The visitation ministry at Good Shepherd and Guardian Angels consists of about 75 volunteers who visit homebound, nursing-home-bound and hospitalized members of both parishes, said Louise Valcourt, pastoral minister at Good Shepherd and visitation coordinator at Guardian Angels. The volunteers make weekly trips to two local nursing homes, visit approximately 30 homebound parishioners, and make between 35 and 75 hospital visits each month.
Each year the parishes conduct a six-week training course for new volunteers, Valcourt said. Through these sessions, new visitation ministers learn to respect the dignity and personal space of the people they will visit, and to approach them as equals rather than as a healthy person ministering to a sick person. They learn the importance of empathy and body language and how to pray with people.
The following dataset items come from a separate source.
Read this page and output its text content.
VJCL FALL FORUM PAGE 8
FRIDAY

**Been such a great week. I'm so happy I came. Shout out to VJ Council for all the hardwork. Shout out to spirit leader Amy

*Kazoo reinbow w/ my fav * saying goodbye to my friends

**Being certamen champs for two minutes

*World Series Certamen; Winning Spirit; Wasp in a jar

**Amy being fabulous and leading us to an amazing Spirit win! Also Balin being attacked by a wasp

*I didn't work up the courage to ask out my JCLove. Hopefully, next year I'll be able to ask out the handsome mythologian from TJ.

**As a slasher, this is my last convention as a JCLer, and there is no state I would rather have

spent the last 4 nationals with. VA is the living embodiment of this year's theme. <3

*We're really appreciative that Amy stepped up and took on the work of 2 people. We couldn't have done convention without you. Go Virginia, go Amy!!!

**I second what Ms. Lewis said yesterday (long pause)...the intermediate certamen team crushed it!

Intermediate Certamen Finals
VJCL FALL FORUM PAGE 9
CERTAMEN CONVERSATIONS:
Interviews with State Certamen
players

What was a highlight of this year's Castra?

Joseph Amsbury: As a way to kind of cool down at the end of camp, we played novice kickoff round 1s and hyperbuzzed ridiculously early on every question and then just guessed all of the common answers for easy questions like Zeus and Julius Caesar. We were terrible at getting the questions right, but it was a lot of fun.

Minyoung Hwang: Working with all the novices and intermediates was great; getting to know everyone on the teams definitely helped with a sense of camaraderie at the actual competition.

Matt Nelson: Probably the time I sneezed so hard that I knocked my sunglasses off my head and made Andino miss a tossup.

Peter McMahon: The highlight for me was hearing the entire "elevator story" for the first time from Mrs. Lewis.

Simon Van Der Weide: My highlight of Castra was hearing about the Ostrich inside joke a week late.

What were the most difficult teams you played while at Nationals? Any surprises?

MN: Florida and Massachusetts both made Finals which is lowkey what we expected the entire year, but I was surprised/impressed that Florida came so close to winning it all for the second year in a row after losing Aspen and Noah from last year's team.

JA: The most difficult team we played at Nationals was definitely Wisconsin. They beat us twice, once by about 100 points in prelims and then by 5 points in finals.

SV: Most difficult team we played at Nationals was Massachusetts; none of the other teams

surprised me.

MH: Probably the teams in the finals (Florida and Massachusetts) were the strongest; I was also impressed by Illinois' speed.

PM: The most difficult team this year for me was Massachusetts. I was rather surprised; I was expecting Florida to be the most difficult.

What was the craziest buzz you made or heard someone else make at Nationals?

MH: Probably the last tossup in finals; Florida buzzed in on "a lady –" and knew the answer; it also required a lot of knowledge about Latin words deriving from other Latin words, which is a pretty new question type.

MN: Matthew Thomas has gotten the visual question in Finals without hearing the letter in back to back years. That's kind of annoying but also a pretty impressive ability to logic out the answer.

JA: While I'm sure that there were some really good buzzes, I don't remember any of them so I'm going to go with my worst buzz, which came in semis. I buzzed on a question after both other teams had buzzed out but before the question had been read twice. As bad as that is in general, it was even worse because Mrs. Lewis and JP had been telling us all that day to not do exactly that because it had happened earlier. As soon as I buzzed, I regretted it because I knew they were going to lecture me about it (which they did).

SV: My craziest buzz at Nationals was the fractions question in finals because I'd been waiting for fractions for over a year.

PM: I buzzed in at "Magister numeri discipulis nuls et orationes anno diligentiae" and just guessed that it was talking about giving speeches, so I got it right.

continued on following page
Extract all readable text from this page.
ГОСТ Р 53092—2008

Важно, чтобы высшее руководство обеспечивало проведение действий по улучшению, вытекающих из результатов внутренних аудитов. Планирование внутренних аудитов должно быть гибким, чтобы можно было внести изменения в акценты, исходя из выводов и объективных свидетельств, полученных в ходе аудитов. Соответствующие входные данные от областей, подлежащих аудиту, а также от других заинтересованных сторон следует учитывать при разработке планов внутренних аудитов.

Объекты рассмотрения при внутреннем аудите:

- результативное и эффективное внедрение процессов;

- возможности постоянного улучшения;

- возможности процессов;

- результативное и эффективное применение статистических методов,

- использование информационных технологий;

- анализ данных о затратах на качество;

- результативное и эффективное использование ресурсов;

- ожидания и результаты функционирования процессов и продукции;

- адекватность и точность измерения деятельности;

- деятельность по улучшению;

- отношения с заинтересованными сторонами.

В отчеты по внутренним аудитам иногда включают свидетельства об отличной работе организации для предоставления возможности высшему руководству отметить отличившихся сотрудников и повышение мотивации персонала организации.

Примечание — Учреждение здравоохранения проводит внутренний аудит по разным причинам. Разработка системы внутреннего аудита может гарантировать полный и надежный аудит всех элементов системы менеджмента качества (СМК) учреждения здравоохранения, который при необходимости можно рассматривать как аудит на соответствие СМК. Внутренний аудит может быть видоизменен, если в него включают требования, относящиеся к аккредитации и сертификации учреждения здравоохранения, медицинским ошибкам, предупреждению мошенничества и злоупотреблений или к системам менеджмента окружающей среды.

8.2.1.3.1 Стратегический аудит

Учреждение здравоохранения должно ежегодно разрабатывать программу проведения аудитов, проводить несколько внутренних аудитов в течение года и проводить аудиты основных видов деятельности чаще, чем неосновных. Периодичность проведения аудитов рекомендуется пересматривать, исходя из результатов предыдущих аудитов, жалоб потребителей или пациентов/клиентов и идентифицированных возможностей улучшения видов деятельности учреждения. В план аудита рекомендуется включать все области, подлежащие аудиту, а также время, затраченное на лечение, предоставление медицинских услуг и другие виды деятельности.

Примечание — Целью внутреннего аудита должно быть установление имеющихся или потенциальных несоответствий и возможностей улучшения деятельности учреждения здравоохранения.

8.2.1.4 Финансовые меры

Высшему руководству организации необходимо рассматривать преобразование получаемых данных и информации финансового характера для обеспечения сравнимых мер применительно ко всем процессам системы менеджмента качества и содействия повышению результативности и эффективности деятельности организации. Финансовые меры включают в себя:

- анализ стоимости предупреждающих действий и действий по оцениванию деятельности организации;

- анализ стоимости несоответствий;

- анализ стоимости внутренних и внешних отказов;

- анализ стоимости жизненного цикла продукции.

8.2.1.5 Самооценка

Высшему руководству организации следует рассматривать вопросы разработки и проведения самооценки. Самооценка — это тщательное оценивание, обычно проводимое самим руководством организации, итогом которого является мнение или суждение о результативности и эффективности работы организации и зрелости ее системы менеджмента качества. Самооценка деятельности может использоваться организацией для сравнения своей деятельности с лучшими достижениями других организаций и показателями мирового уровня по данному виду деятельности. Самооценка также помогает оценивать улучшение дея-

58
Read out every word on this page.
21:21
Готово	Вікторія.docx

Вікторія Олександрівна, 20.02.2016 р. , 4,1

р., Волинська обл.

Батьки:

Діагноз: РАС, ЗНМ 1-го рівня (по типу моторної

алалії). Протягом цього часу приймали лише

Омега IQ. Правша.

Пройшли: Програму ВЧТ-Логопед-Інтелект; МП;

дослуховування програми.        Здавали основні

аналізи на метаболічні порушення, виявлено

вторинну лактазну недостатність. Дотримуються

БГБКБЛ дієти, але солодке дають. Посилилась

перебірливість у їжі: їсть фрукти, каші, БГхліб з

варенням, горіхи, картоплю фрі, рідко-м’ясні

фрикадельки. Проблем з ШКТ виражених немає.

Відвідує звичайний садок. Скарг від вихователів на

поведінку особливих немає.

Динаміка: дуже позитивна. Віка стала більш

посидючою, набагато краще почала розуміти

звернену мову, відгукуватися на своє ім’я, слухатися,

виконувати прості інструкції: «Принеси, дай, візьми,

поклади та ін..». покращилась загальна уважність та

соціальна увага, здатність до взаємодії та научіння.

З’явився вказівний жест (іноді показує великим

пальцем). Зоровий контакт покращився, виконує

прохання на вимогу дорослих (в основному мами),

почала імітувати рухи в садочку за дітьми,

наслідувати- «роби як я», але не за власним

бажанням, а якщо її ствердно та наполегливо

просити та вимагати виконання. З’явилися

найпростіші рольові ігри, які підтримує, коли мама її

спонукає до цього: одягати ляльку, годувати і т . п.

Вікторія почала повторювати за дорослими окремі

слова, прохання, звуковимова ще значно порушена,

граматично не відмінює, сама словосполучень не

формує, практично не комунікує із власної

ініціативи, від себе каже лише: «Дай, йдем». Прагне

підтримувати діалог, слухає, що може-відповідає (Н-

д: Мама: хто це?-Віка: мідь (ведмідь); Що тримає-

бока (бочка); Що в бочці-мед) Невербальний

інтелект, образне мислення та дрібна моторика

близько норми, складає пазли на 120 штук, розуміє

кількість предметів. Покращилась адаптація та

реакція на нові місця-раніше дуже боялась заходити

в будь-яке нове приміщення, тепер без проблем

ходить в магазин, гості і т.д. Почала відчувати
For more than 20 years Good Shepherd also has conducted an annual blood drive on Good Friday, Valcourt noted.
"For my own self, and probably for most Catholics, it’s a sense of shedding our blood, just as Jesus shed his blood on Good Friday," she said. "We’re called as Christians to love our neighbors as he’s loved us."
Many other parishes also present regular blood drives; among them are St. Rita and St. Paul parishes in Webster; Holy Trinity and Holy Spirit parishes in Penfield; St. Charles Borromeo Parish in Greece; St. Anthony Parish in Groton; and Sacred Heart Parish in Auburn. Christ the King, St. Joseph in Penfield and St. Anne in Rochester are among diocesan parishes that regularly conduct blood-pressure screenings for their parishioners. As part of its ongoing mission to identify and address health-related needs at the parish, the health ministry at St. Anne also recently raised money to purchase and install an automatic electronic defibrillator.
The parish staff at St. Thomas More Parish in Brighton includes a faith-community nurse who is a registered nurse, and St. Michael Parish in Newark hosts an ecumenical support group for people affected by cancer. Many parish health ministries sponsor educational seminars about health-related topics. Good Shepherd Catholic Community in southern Cayuga County also presents such workshops for farm workers at the migrant camp in King Ferry.
Church communities provide perfect places for such health-related education because parishes interact with their parishioners from birth until death and are typically trusted by parishioners, said B.J. Cunningham, co-coordinator of the health ministry at Christ the King.
"The church provides a nonthreatening environment which is conducive to healing and caring concern," Cunningham said.